Florida retiró los permisos que permitían a las policías locales instalar lectores automáticos de matrículas en carreteras estatales, ante las crecientes preocupaciones por privacidad y posibles abusos de estos sistemas de vigilancia.
El Departamento de Transporte de Florida (FDOT) revocó todas las autorizaciones existentes para colocar estos dispositivos en derechos de vía estatales. La decisión afecta tecnologías como las cámaras Flock, utilizadas por numerosas agencias policiales para registrar matrículas, ubicación y horario de paso de vehículos.
Will Watts, director de operaciones del FDOT, justificó la medida por el rápido crecimiento de estos sistemas y los reportes sobre mal uso de datos y vigilancia.
Cámaras Flock generan preocupación por la privacidad
El gobernador Ron DeSantis respaldó la decisión y aseguró que la vigilancia había llegado demasiado lejos. También cuestionó si los dispositivos recopilan únicamente información sobre matrículas o capturan datos adicionales de conductores y pasajeros.
La orden no alcanza los equipos instalados en propiedad privada ni en derechos de vía locales, donde se encuentra aproximadamente el 98% de estos dispositivos, según DeSantis.
Sin embargo, algunas autoridades fueron más lejos. La Oficina del Sheriff de Jacksonville anunció que dejará de utilizar lectores de matrículas en todo el condado de Duval, aunque reconoció que han funcionado como herramientas de investigación.
Flock defiende el uso policial de su tecnología
Flock Safety rechazó las prohibiciones y aseguró que sus sistemas ayudan a localizar personas desaparecidas, recuperar vehículos robados y resolver delitos graves.

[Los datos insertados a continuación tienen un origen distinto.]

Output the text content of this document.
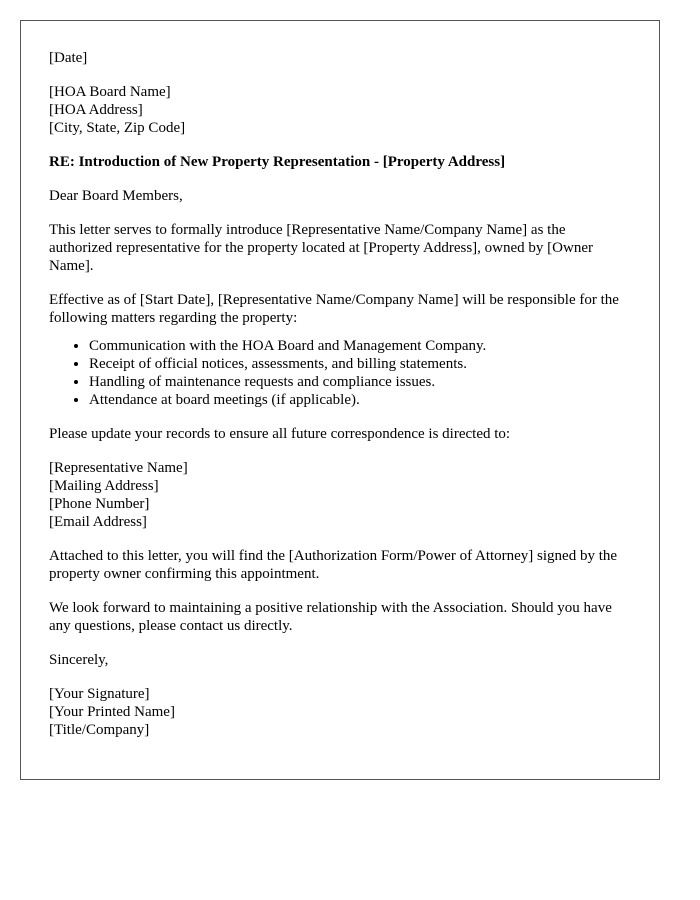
[Date]

[HOA Board Name]
[HOA Address]
[City, State, Zip Code]

RE: Introduction of New Property Representation - [Property Address]

Dear Board Members,

This letter serves to formally introduce [Representative Name/Company Name] as the authorized representative for the property located at [Property Address], owned by [Owner Name].

Effective as of [Start Date], [Representative Name/Company Name] will be responsible for the following matters regarding the property:

• Communication with the HOA Board and Management Company.
• Receipt of official notices, assessments, and billing statements.
• Handling of maintenance requests and compliance issues.
• Attendance at board meetings (if applicable).

Please update your records to ensure all future correspondence is directed to:

[Representative Name]
[Mailing Address]
[Phone Number]
[Email Address]

Attached to this letter, you will find the [Authorization Form/Power of Attorney] signed by the property owner confirming this appointment.

We look forward to maintaining a positive relationship with the Association. Should you have any questions, please contact us directly.

Sincerely,

[Your Signature]
[Your Printed Name]
[Title/Company]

La compañía ha realizado cambios ante las críticas sobre privacidad. Entre ellos, redujo de un mes a una semana el periodo predeterminado para conservar datos sobre movimientos y anunció mayores controles para detectar búsquedas anormales.
Las preocupaciones aumentaron después de que un policía de Kentucky fuera acusado de utilizar el sistema más de 2,000 veces para rastrear a su expareja.
Florida se suma a una reacción más amplia contra esta tecnología. Texas suspendió recientemente el financiamiento estatal para estos dispositivos, mientras más de 100 gobiernos locales del país han cancelado o decidido no renovar contratos de lectores de matrículas desde 2025.